ASFA calculates that, based on certain assumptions, you will need to make voluntary contributions of 14% above the 9% SG contributions to reach have an annual income in retirement of $45,000 a year in today's dollars - even when including a part age pension.
And a fund member, again earning $75,000 a year, with 35 years until retirement will need to contribute 10% a year above 9% SG contributions to reach an income of $45,000 in today's dollars. Again this includes a part age pension.
The assumptions used by ASFA for its calculation should be carefully noted, particularly as personal circumstances can differ so much from individual to individual.
It is assumed that the members have no super savings at the start of the periods until retirement (30 and 35 years). And it is assumed that the super funds earn 7% a year after taxes and investment management fees.

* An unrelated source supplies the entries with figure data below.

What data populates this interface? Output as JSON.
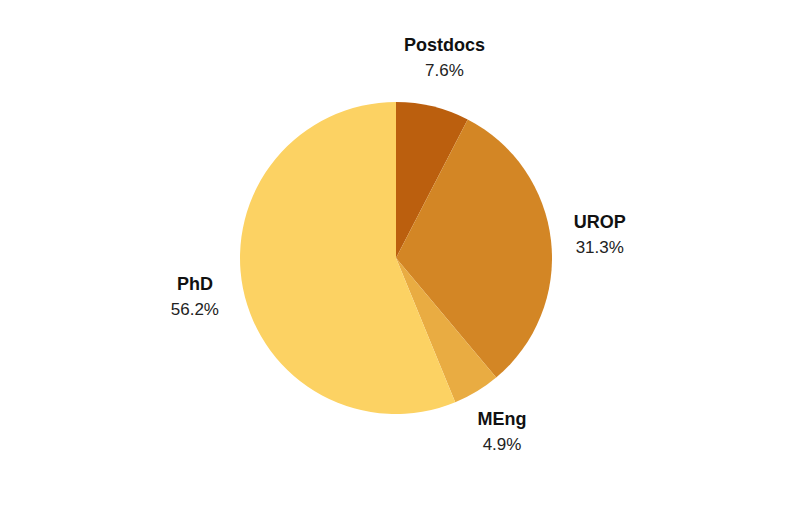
{
  "chart_data": {
    "type": "pie",
    "categories": [
      "Postdocs",
      "UROP",
      "MEng",
      "PhD"
    ],
    "values": [
      7.6,
      31.3,
      4.9,
      56.2
    ],
    "value_labels": [
      "7.6%",
      "31.3%",
      "4.9%",
      "56.2%"
    ],
    "colors": [
      "#bb5f0e",
      "#d38625",
      "#e9ac42",
      "#fcd263"
    ],
    "data_labels": true
  }
}
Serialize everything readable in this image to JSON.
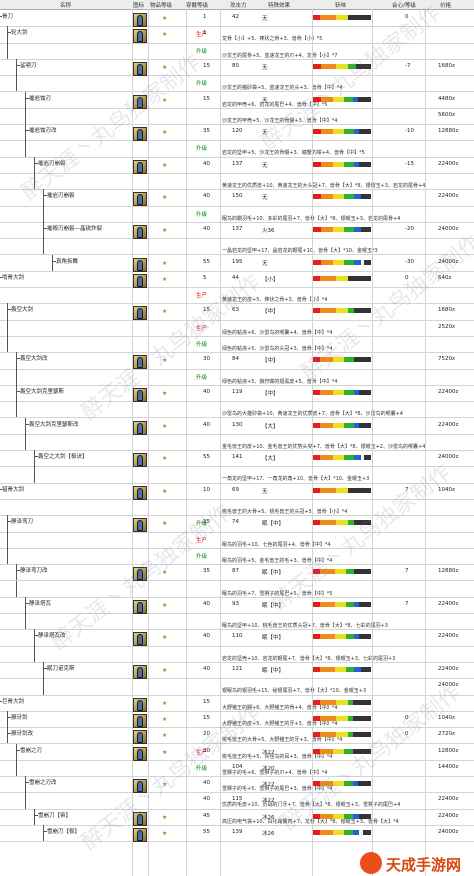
{
  "header": {
    "name": "名称",
    "icon": "图标",
    "rarity": "物品等级",
    "slots": "穿戴等级",
    "attack": "攻击力",
    "special": "特殊效果",
    "sharpness": "斩味",
    "affinity": "会心/等级",
    "price": "价格"
  },
  "colors": {
    "tag_produce": "#e00000",
    "tag_upgrade": "#008800",
    "sharp_red": "#e02020",
    "sharp_orange": "#f08a1c",
    "sharp_yellow": "#e8e020",
    "sharp_green": "#30b030",
    "sharp_blue": "#2060e0",
    "sharp_white": "#f4f4f4",
    "sharp_purple": "#9030c0"
  },
  "watermark": "醉天涯丶丸鸟独家制作",
  "logo": "天成手游网",
  "rows": [
    {
      "name": "骨刀",
      "indent": 0,
      "slot": "1",
      "atk": "42",
      "special": "无",
      "aff": "0",
      "price": "",
      "tag": "",
      "mats": "",
      "sharp": [
        8,
        20,
        14,
        0,
        0,
        0,
        0
      ]
    },
    {
      "name": "轮大剑",
      "indent": 1,
      "slot": "1",
      "atk": "",
      "special": "",
      "aff": "",
      "price": "",
      "tag": "生产",
      "mats": "龙骨【小】+5、棒状之骨+3、兽骨【小】*5",
      "sharp": [
        0,
        0,
        0,
        0,
        0,
        0,
        0
      ]
    },
    {
      "name": "",
      "indent": 1,
      "slot": "",
      "atk": "",
      "special": "",
      "aff": "",
      "price": "",
      "tag": "升级",
      "mats": "沙龙王的尾骨+5、蓝速龙王的爪+4、龙骨【小】*7",
      "sharp": [
        0,
        0,
        0,
        0,
        0,
        0,
        0
      ]
    },
    {
      "name": "鲨颚刀",
      "indent": 2,
      "slot": "15",
      "atk": "80",
      "special": "无",
      "aff": "-7",
      "price": "1680z",
      "tag": "",
      "mats": "",
      "sharp": [
        10,
        18,
        14,
        10,
        0,
        0,
        0
      ]
    },
    {
      "name": "",
      "indent": 2,
      "slot": "",
      "atk": "",
      "special": "",
      "aff": "",
      "price": "",
      "tag": "升级",
      "mats": "沙龙王的猪砂袋+5、蓝速龙王的头+3、兽骨【中】*4",
      "sharp": [
        0,
        0,
        0,
        0,
        0,
        0,
        0
      ]
    },
    {
      "name": "摧岩蚀刃",
      "indent": 3,
      "slot": "15",
      "atk": "",
      "special": "无",
      "aff": "",
      "price": "4480z",
      "tag": "",
      "mats": "岩龙的甲壳+6、岩龙的尾巴+4、兽骨【中】*5",
      "sharp": [
        10,
        14,
        14,
        10,
        6,
        0,
        0
      ]
    },
    {
      "name": "",
      "indent": 3,
      "slot": "",
      "atk": "",
      "special": "",
      "aff": "",
      "price": "5600z",
      "tag": "",
      "mats": "沙龙王的甲壳+5、沙龙王的骨髓+3、兽骨【中】*4",
      "sharp": [
        0,
        0,
        0,
        0,
        0,
        0,
        0
      ]
    },
    {
      "name": "摧岩蚀刃改",
      "indent": 3,
      "slot": "35",
      "atk": "120",
      "special": "无",
      "aff": "-10",
      "price": "12880z",
      "tag": "",
      "mats": "",
      "sharp": [
        10,
        14,
        14,
        12,
        6,
        0,
        0
      ]
    },
    {
      "name": "",
      "indent": 3,
      "slot": "",
      "atk": "",
      "special": "",
      "aff": "",
      "price": "",
      "tag": "升级",
      "mats": "岩龙的坚甲+5、沙龙王的骨髓+3、镰蟹的钳+4、兽骨【中】*5",
      "sharp": [
        0,
        0,
        0,
        0,
        0,
        0,
        0
      ]
    },
    {
      "name": "摧岩刃崩裂",
      "indent": 4,
      "slot": "40",
      "atk": "137",
      "special": "无",
      "aff": "-15",
      "price": "22400z",
      "tag": "",
      "mats": "",
      "sharp": [
        10,
        14,
        14,
        12,
        6,
        0,
        0
      ]
    },
    {
      "name": "",
      "indent": 4,
      "slot": "",
      "atk": "",
      "special": "",
      "aff": "",
      "price": "",
      "tag": "",
      "mats": "黄速龙王的优质皮+10、黄速龙王的大头冠+7、兽骨【大】*8、银曜玉+3、岩龙的尾骨+4",
      "sharp": [
        0,
        0,
        0,
        0,
        0,
        0,
        0
      ]
    },
    {
      "name": "摧岩刃崩裂",
      "indent": 5,
      "slot": "40",
      "atk": "150",
      "special": "无",
      "aff": "",
      "price": "22400z",
      "tag": "",
      "mats": "",
      "sharp": [
        10,
        14,
        14,
        12,
        8,
        0,
        0
      ]
    },
    {
      "name": "",
      "indent": 5,
      "slot": "",
      "atk": "",
      "special": "",
      "aff": "",
      "price": "",
      "tag": "升级",
      "mats": "眠鸟的霸羽毛+10、多彩的尾羽+7、兽骨【大】*8、银曜玉+3、岩龙的尾骨+4",
      "sharp": [
        0,
        0,
        0,
        0,
        0,
        0,
        0
      ]
    },
    {
      "name": "摧毁刃崩裂—晶锐炸裂",
      "indent": 5,
      "slot": "40",
      "atk": "137",
      "special": "火36",
      "aff": "-20",
      "price": "24000z",
      "tag": "",
      "mats": "",
      "sharp": [
        10,
        14,
        14,
        12,
        8,
        0,
        0
      ]
    },
    {
      "name": "",
      "indent": 5,
      "slot": "",
      "atk": "",
      "special": "",
      "aff": "",
      "price": "",
      "tag": "",
      "mats": "一晶岩龙的坚甲+17、晶岩龙的鞭尾+10、兽骨【大】*10、金曜玉*3",
      "sharp": [
        0,
        0,
        0,
        0,
        0,
        0,
        0
      ]
    },
    {
      "name": "真角拆舞",
      "indent": 6,
      "slot": "55",
      "atk": "195",
      "special": "无",
      "aff": "-30",
      "price": "24000z",
      "tag": "",
      "mats": "",
      "sharp": [
        10,
        14,
        14,
        12,
        8,
        4,
        0
      ]
    },
    {
      "name": "啃骨大剑",
      "indent": 0,
      "slot": "5",
      "atk": "44",
      "special": "【小】",
      "aff": "0",
      "price": "640z",
      "tag": "",
      "mats": "",
      "sharp": [
        8,
        20,
        14,
        0,
        0,
        0,
        0
      ]
    },
    {
      "name": "",
      "indent": 0,
      "slot": "",
      "atk": "",
      "special": "",
      "aff": "",
      "price": "",
      "tag": "生产",
      "mats": "黄速龙王的皮+5、棒状之骨+3、兽骨【小】*4",
      "sharp": [
        0,
        0,
        0,
        0,
        0,
        0,
        0
      ]
    },
    {
      "name": "轰空大剑",
      "indent": 1,
      "slot": "15",
      "atk": "63",
      "special": "【中】",
      "aff": "",
      "price": "1680z",
      "tag": "",
      "mats": "",
      "sharp": [
        8,
        20,
        14,
        8,
        0,
        0,
        0
      ]
    },
    {
      "name": "",
      "indent": 1,
      "slot": "",
      "atk": "",
      "special": "",
      "aff": "",
      "price": "2520z",
      "tag": "生产",
      "mats": "绿色的粘液+6、沙雷鸟的喉囊+4、兽骨【中】*4",
      "sharp": [
        0,
        0,
        0,
        0,
        0,
        0,
        0
      ]
    },
    {
      "name": "",
      "indent": 1,
      "slot": "",
      "atk": "",
      "special": "",
      "aff": "",
      "price": "",
      "tag": "升级",
      "mats": "绿色的粘液+5、沙雷鸟的头冠+3、兽骨【中】*4",
      "sharp": [
        0,
        0,
        0,
        0,
        0,
        0,
        0
      ]
    },
    {
      "name": "轰空大剑改",
      "indent": 2,
      "slot": "30",
      "atk": "84",
      "special": "【中】",
      "aff": "",
      "price": "7520z",
      "tag": "",
      "mats": "",
      "sharp": [
        8,
        16,
        14,
        12,
        0,
        0,
        0
      ]
    },
    {
      "name": "",
      "indent": 2,
      "slot": "",
      "atk": "",
      "special": "",
      "aff": "",
      "price": "",
      "tag": "升级",
      "mats": "绿色的粘液+5、狼狩蝶的翅黑皮+5、兽骨【中】*4",
      "sharp": [
        0,
        0,
        0,
        0,
        0,
        0,
        0
      ]
    },
    {
      "name": "轰空大剑克里瑟斯",
      "indent": 2,
      "slot": "40",
      "atk": "119",
      "special": "【中】",
      "aff": "",
      "price": "22400z",
      "tag": "",
      "mats": "",
      "sharp": [
        8,
        16,
        14,
        12,
        6,
        0,
        0
      ]
    },
    {
      "name": "",
      "indent": 2,
      "slot": "",
      "atk": "",
      "special": "",
      "aff": "",
      "price": "",
      "tag": "",
      "mats": "沙雷鸟的大雄砂袋+10、黄速龙王的优质皮+7、兽骨【大】*8、沙雷鸟的喉囊+4",
      "sharp": [
        0,
        0,
        0,
        0,
        0,
        0,
        0
      ]
    },
    {
      "name": "轰空大剑克里瑟斯改",
      "indent": 3,
      "slot": "40",
      "atk": "130",
      "special": "【大】",
      "aff": "",
      "price": "22400z",
      "tag": "",
      "mats": "",
      "sharp": [
        8,
        16,
        14,
        12,
        6,
        0,
        0
      ]
    },
    {
      "name": "",
      "indent": 3,
      "slot": "",
      "atk": "",
      "special": "",
      "aff": "",
      "price": "",
      "tag": "",
      "mats": "金毛兽王的皮+10、金毛兽王的优势头突+7、兽骨【大】*8、银曜玉+2、沙雷鸟的喉囊+4",
      "sharp": [
        0,
        0,
        0,
        0,
        0,
        0,
        0
      ]
    },
    {
      "name": "轰空之大剑【极诀】",
      "indent": 4,
      "slot": "55",
      "atk": "141",
      "special": "【大】",
      "aff": "",
      "price": "24000z",
      "tag": "",
      "mats": "",
      "sharp": [
        8,
        16,
        14,
        12,
        8,
        4,
        0
      ]
    },
    {
      "name": "",
      "indent": 4,
      "slot": "",
      "atk": "",
      "special": "",
      "aff": "",
      "price": "",
      "tag": "",
      "mats": "一角龙的坚甲+17、一角龙的角+10、兽骨【大】*10、金曜玉+3",
      "sharp": [
        0,
        0,
        0,
        0,
        0,
        0,
        0
      ]
    },
    {
      "name": "猎骨大剑",
      "indent": 0,
      "slot": "10",
      "atk": "69",
      "special": "无",
      "aff": "7",
      "price": "1040z",
      "tag": "",
      "mats": "",
      "sharp": [
        8,
        20,
        14,
        0,
        0,
        0,
        0
      ]
    },
    {
      "name": "",
      "indent": 0,
      "slot": "",
      "atk": "",
      "special": "",
      "aff": "",
      "price": "",
      "tag": "",
      "mats": "桃毛兽王的大骨+5、桃毛兽王的头冠+5、兽骨【小】*4",
      "sharp": [
        0,
        0,
        0,
        0,
        0,
        0,
        0
      ]
    },
    {
      "name": "静泽弯刀",
      "indent": 1,
      "slot": "25",
      "atk": "74",
      "special": "眠【中】",
      "aff": "",
      "price": "",
      "tag": "升级",
      "mats": "",
      "sharp": [
        8,
        20,
        14,
        8,
        0,
        0,
        0
      ]
    },
    {
      "name": "",
      "indent": 1,
      "slot": "",
      "atk": "",
      "special": "",
      "aff": "",
      "price": "",
      "tag": "生产",
      "mats": "眠鸟的羽毛+10、七色的尾羽+4、兽骨【中】*4",
      "sharp": [
        0,
        0,
        0,
        0,
        0,
        0,
        0
      ]
    },
    {
      "name": "",
      "indent": 1,
      "slot": "",
      "atk": "",
      "special": "",
      "aff": "",
      "price": "",
      "tag": "升级",
      "mats": "眠鸟的羽毛+5、金毛兽王的毛+3、兽骨【中】*4",
      "sharp": [
        0,
        0,
        0,
        0,
        0,
        0,
        0
      ]
    },
    {
      "name": "静泽弯刀改",
      "indent": 2,
      "slot": "35",
      "atk": "87",
      "special": "眠【中】",
      "aff": "7",
      "price": "12880z",
      "tag": "",
      "mats": "",
      "sharp": [
        8,
        18,
        14,
        10,
        0,
        0,
        0
      ]
    },
    {
      "name": "",
      "indent": 2,
      "slot": "",
      "atk": "",
      "special": "",
      "aff": "",
      "price": "",
      "tag": "",
      "mats": "眠鸟的羽毛+7、雪狮子的尾巴+5、兽骨【中】*5",
      "sharp": [
        0,
        0,
        0,
        0,
        0,
        0,
        0
      ]
    },
    {
      "name": "静泽塔瓦",
      "indent": 3,
      "slot": "40",
      "atk": "93",
      "special": "眠【中】",
      "aff": "7",
      "price": "22400z",
      "tag": "",
      "mats": "",
      "sharp": [
        8,
        18,
        14,
        10,
        6,
        0,
        0
      ]
    },
    {
      "name": "",
      "indent": 3,
      "slot": "",
      "atk": "",
      "special": "",
      "aff": "",
      "price": "",
      "tag": "",
      "mats": "眠鸟的坚甲+10、桃毛兽王的优质头冠+7、兽骨【大】*8、七彩的尾羽+3",
      "sharp": [
        0,
        0,
        0,
        0,
        0,
        0,
        0
      ]
    },
    {
      "name": "静泽塔瓦改",
      "indent": 4,
      "slot": "40",
      "atk": "110",
      "special": "眠【中】",
      "aff": "",
      "price": "22400z",
      "tag": "",
      "mats": "",
      "sharp": [
        8,
        18,
        14,
        10,
        6,
        0,
        0
      ]
    },
    {
      "name": "",
      "indent": 4,
      "slot": "",
      "atk": "",
      "special": "",
      "aff": "",
      "price": "",
      "tag": "",
      "mats": "岩龙的坚壳+10、岩龙的鞭尾+7、兽骨【大】*8、银曜玉+3、七彩的尾羽+3",
      "sharp": [
        0,
        0,
        0,
        0,
        0,
        0,
        0
      ]
    },
    {
      "name": "眠刀诺克斯",
      "indent": 5,
      "slot": "40",
      "atk": "121",
      "special": "眠【中】",
      "aff": "",
      "price": "22400z",
      "tag": "",
      "mats": "",
      "sharp": [
        8,
        18,
        14,
        10,
        8,
        0,
        0
      ]
    },
    {
      "name": "",
      "indent": 5,
      "slot": "",
      "atk": "",
      "special": "",
      "aff": "",
      "price": "24000z",
      "tag": "",
      "mats": "银眠鸟的银羽毛+15、秘银尾羽+7、兽骨【大】*10、金曜玉+3",
      "sharp": [
        0,
        0,
        0,
        0,
        0,
        0,
        0
      ]
    },
    {
      "name": "巨骨大剑",
      "indent": 0,
      "slot": "15",
      "atk": "",
      "special": "",
      "aff": "",
      "price": "",
      "tag": "",
      "mats": "大野猪王的髓+6、大野猪王的骨+4、兽骨【中】*4",
      "sharp": [
        8,
        20,
        14,
        6,
        0,
        0,
        0
      ]
    },
    {
      "name": "獠牙剑",
      "indent": 1,
      "slot": "15",
      "atk": "",
      "special": "",
      "aff": "0",
      "price": "1040z",
      "tag": "",
      "mats": "大野猪王的皮+5、大野猪王的牙+3、兽骨【中】*4",
      "sharp": [
        8,
        20,
        14,
        6,
        0,
        0,
        0
      ]
    },
    {
      "name": "獠牙剑改",
      "indent": 1,
      "slot": "20",
      "atk": "",
      "special": "",
      "aff": "0",
      "price": "2720z",
      "tag": "",
      "mats": "桃毛兽王的大骨+5、大野猪王的牙+3、兽骨【中】*4",
      "sharp": [
        8,
        20,
        14,
        6,
        0,
        0,
        0
      ]
    },
    {
      "name": "雪崩之刃",
      "indent": 2,
      "slot": "30",
      "atk": "",
      "special": "冰22",
      "aff": "",
      "price": "12800z",
      "tag": "生产",
      "mats": "桃毛兽王的毛+5、青怪鸟的耳+3、兽骨【中】*4",
      "sharp": [
        8,
        16,
        14,
        10,
        0,
        0,
        0
      ]
    },
    {
      "name": "",
      "indent": 2,
      "slot": "",
      "atk": "104",
      "special": "冰20",
      "aff": "",
      "price": "14400z",
      "tag": "升级",
      "mats": "雪狮子的毛+6、雪狮子的爪+4、兽骨【中】*4",
      "sharp": [
        0,
        0,
        0,
        0,
        0,
        0,
        0
      ]
    },
    {
      "name": "雪崩之刃改",
      "indent": 3,
      "slot": "40",
      "atk": "",
      "special": "冰22",
      "aff": "",
      "price": "",
      "tag": "",
      "mats": "雪狮子的毛+5、雪狮子的尾巴+3、兽骨【中】*4",
      "sharp": [
        8,
        16,
        14,
        10,
        6,
        0,
        0
      ]
    },
    {
      "name": "",
      "indent": 3,
      "slot": "40",
      "atk": "115",
      "special": "冰22",
      "aff": "",
      "price": "22400z",
      "tag": "",
      "mats": "优质的毛皮+10、历战的门牙+7、兽骨【大】*8、银曜玉+3、雪狮子的尾巴+4",
      "sharp": [
        0,
        0,
        0,
        0,
        0,
        0,
        0
      ]
    },
    {
      "name": "雪崩刀【帝】",
      "indent": 4,
      "slot": "45",
      "atk": "",
      "special": "冰26",
      "aff": "",
      "price": "22400z",
      "tag": "",
      "mats": "高压的电气袋+10、白化霜翼肉+7、龙骨【大】*8、银曜玉+3、兽骨【大】*4",
      "sharp": [
        8,
        16,
        14,
        10,
        8,
        0,
        0
      ]
    },
    {
      "name": "雪崩刀【极】",
      "indent": 5,
      "slot": "55",
      "atk": "139",
      "special": "冰26",
      "aff": "",
      "price": "24000z",
      "tag": "",
      "mats": "",
      "sharp": [
        8,
        16,
        14,
        10,
        8,
        4,
        0
      ]
    }
  ]
}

The voluntary contributions used in the calculations are by salary-sacrifice and subject to the standard 15% contributions tax.
The key message is not to make the mistake of believing that SG contributions are enough to adequately save for your retirement. Voluntary contributions should be made even if you have 40 years or more until eventually leaving the workforce.
ASFA says that a married couple with their own home would need an income of more than $45,000 a year for a standard of living that many would find acceptable. It tags this as a "comfortable" lifestyle for retirees.
This standard of living would require super savings of about $500,000 a year plus a part age pension, according to ASFA.